The results have been more nuanced. While instant messaging platforms have become dominant for internal communications, email remains the primary communication protocol between businesses. Contracts, job applications, customer requests, commercial exchanges, invoices, and conversations with partners, suppliers, and investors still flow through inboxes every day.
For Louis Lecat, co-founder and CEO of Upstream, this reality is precisely the company’s starting point. “It was 11 p.m. The kids were asleep. My wife had gone to bed. And I was still in my inbox.” A former product leader at Asana and later Head of Product at Algolia, he was overseeing twelve product teams and more than twenty product managers. Despite this structure, an increasing share of his time was spent sorting emails, searching for context, following up with stakeholders, and coordinating actions across teams. “I had become an assistant to myself,” he recalls.
This observation is far from unique. Multiple studies on knowledge work show that executives now devote a significant portion of their time to coordination tasks rather than their core responsibilities. As organizations have multiplied their digital tools, they have also increased the volume of information that must be processed, shared, and contextualized.
This is the problem Upstream aims to address. The startup is developing what it describes as the first inbox designed for both humans and AI agents. Unlike AI assistants embedded in traditional email clients, which are typically limited to drafting replies or summarizing conversations, Upstream seeks to transform the inbox into a shared work environment.
The platform can identify emails that genuinely require action, prepare responses in the user’s writing style, send follow-ups, retrieve information from previous conversations, schedule meetings, and coordinate multiple stakeholders around the same project.
Several thousand users have already tested the product during its private beta phase. Some report reducing the time spent managing their inbox from more than an hour per day to around fifteen minutes. Beyond productivity gains, however, Upstream advocates a broader vision of AI-assisted work.
“The future of work is not one person with one assistant. It’s teams of people and teams of agents working together,” says Louis Lecat.
This approach reflects the current evolution of the generative AI market. After an initial phase focused on the models themselves, attention is now shifting toward their integration into enterprise workflows. The question is no longer whether AI can generate text or answer questions, but how multiple agents can collaborate with multiple human workers within the same operational process.
From this perspective, email offers several advantages that are rarely highlighted. It already serves as a rich repository of context. Every conversation contains decisions, responsibilities, negotiations, documents, and exchanges that structure the daily operations of organizations.

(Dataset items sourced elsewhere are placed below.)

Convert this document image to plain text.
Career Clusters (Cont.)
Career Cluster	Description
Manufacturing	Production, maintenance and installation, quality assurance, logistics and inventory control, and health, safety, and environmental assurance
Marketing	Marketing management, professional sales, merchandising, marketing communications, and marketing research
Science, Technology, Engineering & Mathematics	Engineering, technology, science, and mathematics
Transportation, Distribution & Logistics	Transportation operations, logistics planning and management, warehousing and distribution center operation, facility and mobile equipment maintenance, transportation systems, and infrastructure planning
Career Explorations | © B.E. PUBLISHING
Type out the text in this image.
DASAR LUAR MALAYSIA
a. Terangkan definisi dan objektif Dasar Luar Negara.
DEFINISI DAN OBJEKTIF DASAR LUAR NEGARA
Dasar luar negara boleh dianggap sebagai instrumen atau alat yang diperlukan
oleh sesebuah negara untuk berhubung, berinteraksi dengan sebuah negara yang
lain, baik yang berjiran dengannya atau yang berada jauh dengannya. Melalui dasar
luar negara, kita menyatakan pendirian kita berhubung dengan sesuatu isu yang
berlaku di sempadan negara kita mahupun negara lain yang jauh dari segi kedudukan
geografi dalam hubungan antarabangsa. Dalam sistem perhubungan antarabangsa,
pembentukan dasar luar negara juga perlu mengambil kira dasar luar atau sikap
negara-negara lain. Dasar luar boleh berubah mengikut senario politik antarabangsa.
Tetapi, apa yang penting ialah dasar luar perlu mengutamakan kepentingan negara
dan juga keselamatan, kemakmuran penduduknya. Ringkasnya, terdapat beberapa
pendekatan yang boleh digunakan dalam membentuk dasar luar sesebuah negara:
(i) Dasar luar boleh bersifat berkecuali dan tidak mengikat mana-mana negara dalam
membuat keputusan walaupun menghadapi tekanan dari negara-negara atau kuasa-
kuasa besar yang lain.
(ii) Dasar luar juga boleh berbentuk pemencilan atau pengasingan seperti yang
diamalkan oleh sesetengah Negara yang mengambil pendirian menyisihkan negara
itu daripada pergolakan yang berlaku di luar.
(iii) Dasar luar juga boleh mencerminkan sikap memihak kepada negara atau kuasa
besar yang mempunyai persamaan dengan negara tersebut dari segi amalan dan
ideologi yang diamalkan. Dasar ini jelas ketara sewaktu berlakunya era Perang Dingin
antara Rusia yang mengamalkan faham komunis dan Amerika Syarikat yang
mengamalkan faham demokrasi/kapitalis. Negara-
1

As AI models become increasingly accessible, value may gradually shift toward environments capable of providing that context to agents. In that scenario, the inbox could become a strategic entry point for the next generation of enterprise software.
This interpretation helps explain investor interest in Upstream. The round includes notable figures such as Koen Bok and Jorn van Dijk, Nicolas Dessaigne and Julien Lemoine, Linda Tong, Jean-Charles Samuelian-Werve and Charles Gorintin, as well as Roxanne Varza and several other leaders from the European technology ecosystem.
The capital raised will be used to accelerate platform development, expand integrations, and continue building a product inspired by software references such as Linear, Arc, and Granola.
For the enterprise software industry, the emergence of companies like Upstream sends a broader signal. Artificial intelligence does not necessarily create entirely new behaviors. Sometimes it leads businesses to rediscover existing infrastructures and assign them a new role.
Not only has email survived every attempt to replace it, but the rise of AI agents may ultimately give it a second life.